Andrew Fox

Personal information
- Full name: Andrew Fox
- Born: 7 November 1962 (age 63) Holmfirth, Yorkshire, England
- Batting: Right-handed
- Bowling: Right-arm medium-fast

Domestic team information
- 1987–1991: Cheshire

Career statistics
| Competition | List A |
| Matches | 4 |
| Runs scored | 24 |
| Batting average | 8.00 |
| 100s/50s | –/– |
| Top score | 11 |
| Balls bowled | 238 |
| Wickets | 8 |
| Bowling average | 16.62 |
| 5 wickets in innings | – |
| 10 wickets in match | – |
| Best bowling | 4/24 |
| Catches/stumpings | –/– |
- Source: Cricinfo, 7 April 2011

= Andrew Fox (cricketer) =

English cricketer

Andrew Fox (born 7 November 1962) is a former English cricketer. Fox was a right-handed batsman who bowled right-arm medium-fast. He was born in Holmfirth, Yorkshire.

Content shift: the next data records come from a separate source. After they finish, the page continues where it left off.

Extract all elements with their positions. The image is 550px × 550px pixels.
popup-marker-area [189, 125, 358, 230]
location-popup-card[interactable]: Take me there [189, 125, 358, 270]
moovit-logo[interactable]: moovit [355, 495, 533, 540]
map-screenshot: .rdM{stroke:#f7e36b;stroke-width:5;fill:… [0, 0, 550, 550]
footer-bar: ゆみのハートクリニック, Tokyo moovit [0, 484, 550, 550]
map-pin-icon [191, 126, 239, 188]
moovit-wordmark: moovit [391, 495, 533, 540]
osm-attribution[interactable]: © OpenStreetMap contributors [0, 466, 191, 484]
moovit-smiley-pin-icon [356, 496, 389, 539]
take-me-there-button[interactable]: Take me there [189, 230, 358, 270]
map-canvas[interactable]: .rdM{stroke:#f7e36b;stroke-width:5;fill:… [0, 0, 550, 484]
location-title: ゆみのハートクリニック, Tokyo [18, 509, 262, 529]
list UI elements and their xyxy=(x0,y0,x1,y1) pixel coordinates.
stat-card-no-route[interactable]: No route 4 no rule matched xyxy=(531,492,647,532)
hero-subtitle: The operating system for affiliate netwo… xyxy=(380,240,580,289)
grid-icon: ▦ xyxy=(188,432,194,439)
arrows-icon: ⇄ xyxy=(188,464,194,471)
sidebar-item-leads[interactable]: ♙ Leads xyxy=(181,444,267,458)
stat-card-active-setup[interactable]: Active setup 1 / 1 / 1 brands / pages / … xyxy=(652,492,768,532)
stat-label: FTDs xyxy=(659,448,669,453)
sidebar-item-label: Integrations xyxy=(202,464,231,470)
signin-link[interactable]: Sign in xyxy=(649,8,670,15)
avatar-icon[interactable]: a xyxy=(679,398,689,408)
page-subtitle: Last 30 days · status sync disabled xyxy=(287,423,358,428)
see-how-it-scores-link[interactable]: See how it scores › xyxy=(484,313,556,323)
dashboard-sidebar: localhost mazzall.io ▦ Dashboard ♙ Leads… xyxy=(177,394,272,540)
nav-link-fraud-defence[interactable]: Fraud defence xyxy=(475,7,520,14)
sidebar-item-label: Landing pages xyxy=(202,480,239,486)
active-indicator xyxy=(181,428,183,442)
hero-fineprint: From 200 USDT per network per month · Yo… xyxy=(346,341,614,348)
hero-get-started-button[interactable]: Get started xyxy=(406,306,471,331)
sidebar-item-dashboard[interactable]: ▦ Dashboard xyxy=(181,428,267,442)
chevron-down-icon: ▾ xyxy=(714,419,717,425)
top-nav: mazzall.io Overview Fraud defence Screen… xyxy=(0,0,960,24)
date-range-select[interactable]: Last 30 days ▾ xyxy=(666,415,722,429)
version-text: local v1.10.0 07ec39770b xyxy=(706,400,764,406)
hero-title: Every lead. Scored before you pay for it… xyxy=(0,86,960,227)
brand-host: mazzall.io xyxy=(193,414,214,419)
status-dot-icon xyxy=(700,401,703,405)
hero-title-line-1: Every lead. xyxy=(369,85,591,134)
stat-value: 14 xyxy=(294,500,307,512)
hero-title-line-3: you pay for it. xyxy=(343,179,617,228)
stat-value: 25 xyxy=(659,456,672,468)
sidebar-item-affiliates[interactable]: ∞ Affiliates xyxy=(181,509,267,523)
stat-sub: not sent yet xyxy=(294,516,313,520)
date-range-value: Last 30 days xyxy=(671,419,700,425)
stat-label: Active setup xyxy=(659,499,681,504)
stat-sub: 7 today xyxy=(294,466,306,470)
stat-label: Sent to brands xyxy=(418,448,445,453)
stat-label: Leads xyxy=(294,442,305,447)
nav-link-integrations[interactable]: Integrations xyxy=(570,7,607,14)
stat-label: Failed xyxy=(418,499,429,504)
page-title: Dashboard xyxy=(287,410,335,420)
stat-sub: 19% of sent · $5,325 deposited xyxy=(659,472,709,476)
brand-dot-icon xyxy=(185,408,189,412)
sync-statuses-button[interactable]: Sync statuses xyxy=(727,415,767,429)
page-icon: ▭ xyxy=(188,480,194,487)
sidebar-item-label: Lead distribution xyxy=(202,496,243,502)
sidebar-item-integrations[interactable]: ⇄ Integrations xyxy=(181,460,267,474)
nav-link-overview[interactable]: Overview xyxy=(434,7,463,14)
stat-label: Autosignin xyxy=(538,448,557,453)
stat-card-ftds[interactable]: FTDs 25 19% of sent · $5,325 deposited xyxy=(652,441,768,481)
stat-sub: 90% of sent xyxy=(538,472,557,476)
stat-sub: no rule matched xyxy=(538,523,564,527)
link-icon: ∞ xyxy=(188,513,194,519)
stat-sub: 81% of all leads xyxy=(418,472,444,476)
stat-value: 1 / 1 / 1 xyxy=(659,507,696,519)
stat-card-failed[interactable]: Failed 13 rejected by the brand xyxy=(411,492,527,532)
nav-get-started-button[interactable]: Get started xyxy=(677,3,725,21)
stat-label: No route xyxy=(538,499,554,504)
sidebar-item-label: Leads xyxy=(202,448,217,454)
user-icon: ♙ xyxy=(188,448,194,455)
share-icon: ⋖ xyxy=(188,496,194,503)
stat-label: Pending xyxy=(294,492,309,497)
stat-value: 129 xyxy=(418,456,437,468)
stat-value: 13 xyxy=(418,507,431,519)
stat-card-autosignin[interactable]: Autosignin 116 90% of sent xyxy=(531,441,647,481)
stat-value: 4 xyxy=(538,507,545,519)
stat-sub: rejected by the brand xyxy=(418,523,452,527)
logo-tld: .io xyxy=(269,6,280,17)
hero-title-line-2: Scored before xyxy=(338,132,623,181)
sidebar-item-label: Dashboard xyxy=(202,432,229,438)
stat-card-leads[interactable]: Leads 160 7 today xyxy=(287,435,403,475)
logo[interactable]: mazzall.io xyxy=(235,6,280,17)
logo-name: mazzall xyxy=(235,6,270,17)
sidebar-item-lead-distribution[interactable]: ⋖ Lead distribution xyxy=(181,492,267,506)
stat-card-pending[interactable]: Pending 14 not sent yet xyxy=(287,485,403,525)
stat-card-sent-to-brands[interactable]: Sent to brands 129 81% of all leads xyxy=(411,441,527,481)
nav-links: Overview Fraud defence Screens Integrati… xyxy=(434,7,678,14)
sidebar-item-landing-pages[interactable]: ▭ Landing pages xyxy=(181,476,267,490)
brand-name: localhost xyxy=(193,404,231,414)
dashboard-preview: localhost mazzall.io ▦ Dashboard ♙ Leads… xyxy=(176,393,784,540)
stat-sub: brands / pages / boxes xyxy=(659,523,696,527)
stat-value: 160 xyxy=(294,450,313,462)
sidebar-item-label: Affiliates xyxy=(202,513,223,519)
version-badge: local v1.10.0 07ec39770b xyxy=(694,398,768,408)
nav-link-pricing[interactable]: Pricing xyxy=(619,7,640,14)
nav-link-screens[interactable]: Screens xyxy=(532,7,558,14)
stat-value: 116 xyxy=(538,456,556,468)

== Professional cricket career ==
Fox made his debut for Cheshire in the 1987 MCCA Knockout Trophy against Cumberland. Fox played Minor counties cricket for Cheshire from 1987 to 1991, including 25 Minor Counties Championship matches and 12 MCCA Knockout Trophy matches. In 1987, he made his List A debut against Glamorgan in the NatWest Trophy. He played three further List A matches for Cheshire, the last of which came against Hampshire in the 1989 NatWest Trophy. In his four List A matches, he scored 24 runs at a batting average of 8.00, with a high score of 11. With the ball he took 8 wickets at a bowling average of 16.62, with best figures of 4/24. His best figures came against Derbyshire in the 1988 NatWest Trophy.

== Personal life ==
Fox is a qualified teacher with a degree from the University of Leicester, he first taught in Pocklington School in Yorkshire, before joining Liverpool College in 1986. He taught at the school alongside his cricket career for Cheshire. After retiring from playing cricket professionally in 1991 Fox continued to teach at the School. he taught mathematics and sport there for over three decades before retiring in 2022. Fox played cricket for the amateur cricket club Standish, based in Wigan, he captained the side and was later involved in coaching.